Today I attended a Cracow Teal Breakfast which was devoted to Dragon Dreaming technique (presented by Robert Palusinski). I knew nothing about the technique before this meeting. I think I learned only some very basic stuff during the ~1h presentation so my knowledge of the topic is very, very shallow. Still, there were some things that got me really interested and I want to share them with you.
First of all, it is somehow refreshing to learn that you can come up with some fresh ideas in the area of project management (which seems to be so well known and established!).
Second, I really like the question, that all project participants have to answer. It goes like this:
What should happen during the progress of this project so that at the end I could say “yes, I’m happy that I was a part of it all”.

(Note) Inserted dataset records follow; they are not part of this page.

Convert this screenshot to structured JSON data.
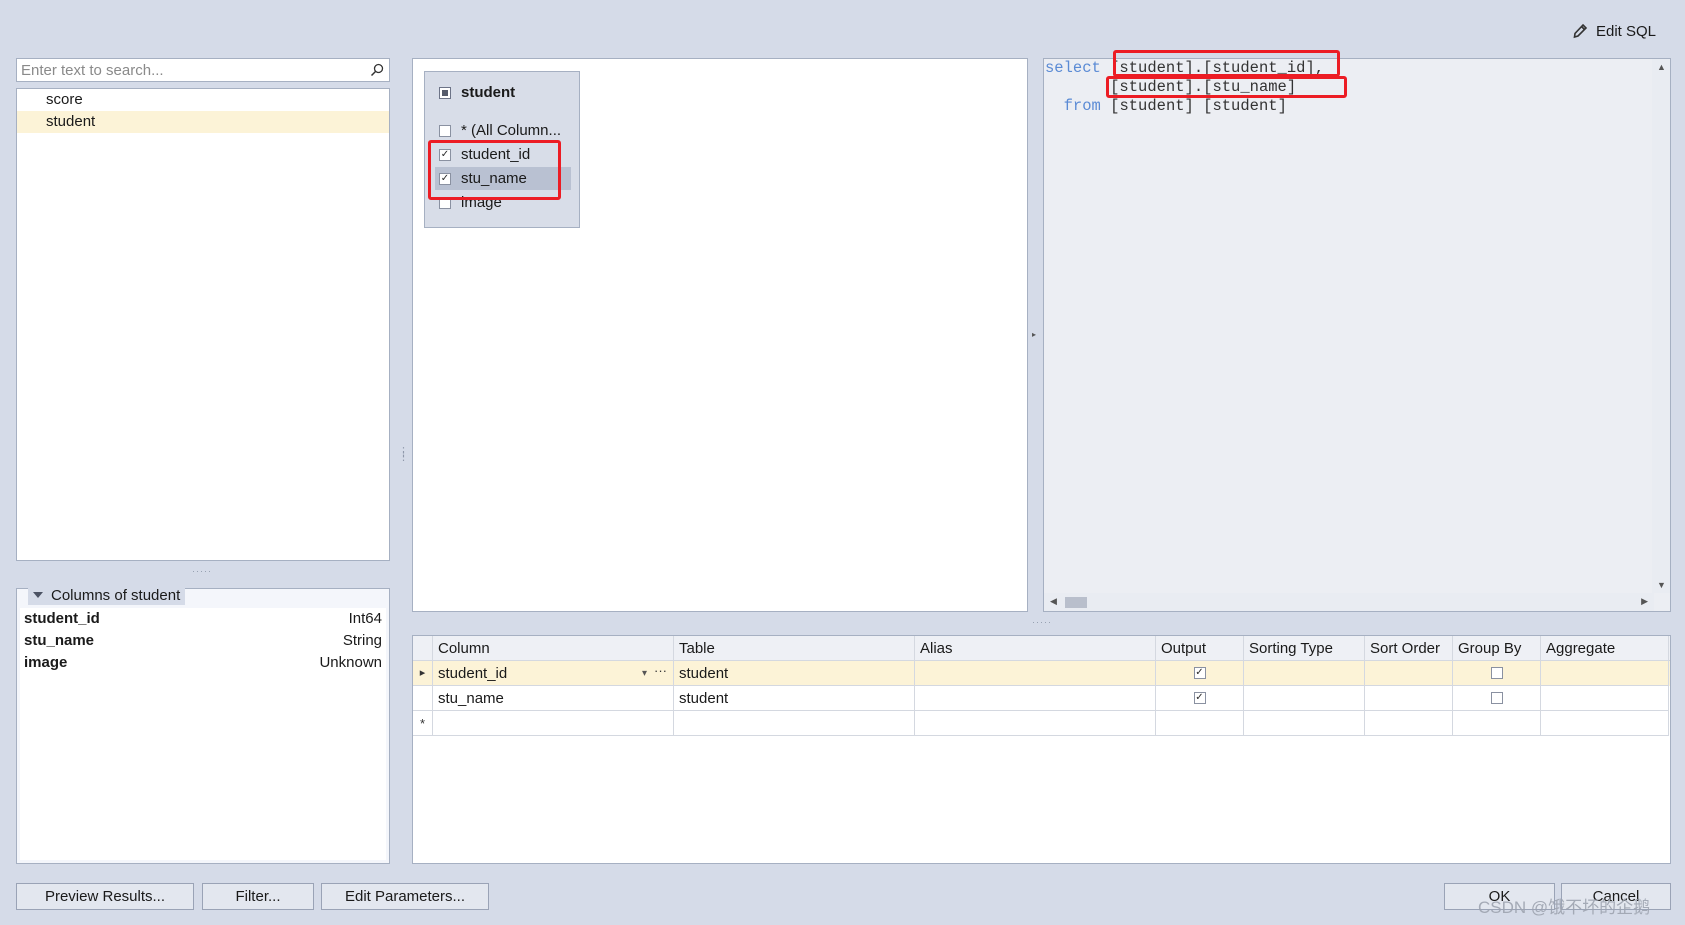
{
  "toolbar": {
    "edit_sql_label": "Edit SQL",
    "edit_sql_icon": "pencil-icon"
  },
  "search": {
    "placeholder": "Enter text to search..."
  },
  "tables": [
    "score",
    "student"
  ],
  "selected_table": "student",
  "columns_panel": {
    "title": "Columns of student",
    "rows": [
      {
        "name": "student_id",
        "type": "Int64"
      },
      {
        "name": "stu_name",
        "type": "String"
      },
      {
        "name": "image",
        "type": "Unknown"
      }
    ]
  },
  "diagram": {
    "table_name": "student",
    "fields": [
      {
        "label": "* (All Column...",
        "checked": false
      },
      {
        "label": "student_id",
        "checked": true
      },
      {
        "label": "stu_name",
        "checked": true
      },
      {
        "label": "image",
        "checked": false
      }
    ]
  },
  "sql": {
    "line1_kw": "select",
    "line1_val": "[student].[student_id]",
    "line1_tail": ",",
    "line2_val": "[student].[stu_name]",
    "line3_kw": "from",
    "line3_val": "[student] [student]"
  },
  "grid": {
    "headers": [
      "Column",
      "Table",
      "Alias",
      "Output",
      "Sorting Type",
      "Sort Order",
      "Group By",
      "Aggregate"
    ],
    "rows": [
      {
        "indicator": "▸",
        "column": "student_id",
        "table": "student",
        "alias": "",
        "output": true,
        "sorting_type": "",
        "sort_order": "",
        "group_by": false,
        "aggregate": "",
        "dropdown_icon": "▾",
        "ellipsis": "···"
      },
      {
        "indicator": "",
        "column": "stu_name",
        "table": "student",
        "alias": "",
        "output": true,
        "sorting_type": "",
        "sort_order": "",
        "group_by": false,
        "aggregate": ""
      },
      {
        "indicator": "*",
        "column": "",
        "table": "",
        "alias": "",
        "output": null,
        "sorting_type": "",
        "sort_order": "",
        "group_by": null,
        "aggregate": ""
      }
    ]
  },
  "buttons": {
    "preview": "Preview Results...",
    "filter": "Filter...",
    "edit_params": "Edit Parameters...",
    "ok": "OK",
    "cancel": "Cancel"
  },
  "watermark": "CSDN @饿不坏的企鹅",
  "colors": {
    "highlight_red": "#ec1c24",
    "selected_row": "#fcf3d7",
    "sql_keyword": "#5b8bd5"
  }
}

This focus on participants’ needs is something very different than the usual focus on goals, efficiency, KPIs, budget etc.
Third, the Dragon Dreaming technique is not for every project. It should be used
to realise creative, collaborative, and sustainable projects. It is based upon the principles of personal and group empowerment, win-win, consensus and commitment.http://www.plays-in-business.com/dragon-dreaming/
Also, I found it pretty interesting how much time is devoted to celebration – 1/4 of the project time and resources! Which seems very generous (if not wasteful) according to usual standards. On the other hand, if you think about the effect on morale and motivation (and, as far as I understood, we are not talking about usual celebration in the pub).
But the thing that got me most is the following. After the project is well defined then at least 4 participants must claim they will cover financial losses (in case the project fails). Wow! I mean, it is like a living example of the “skin in the game“ concept by Nassim Taleb.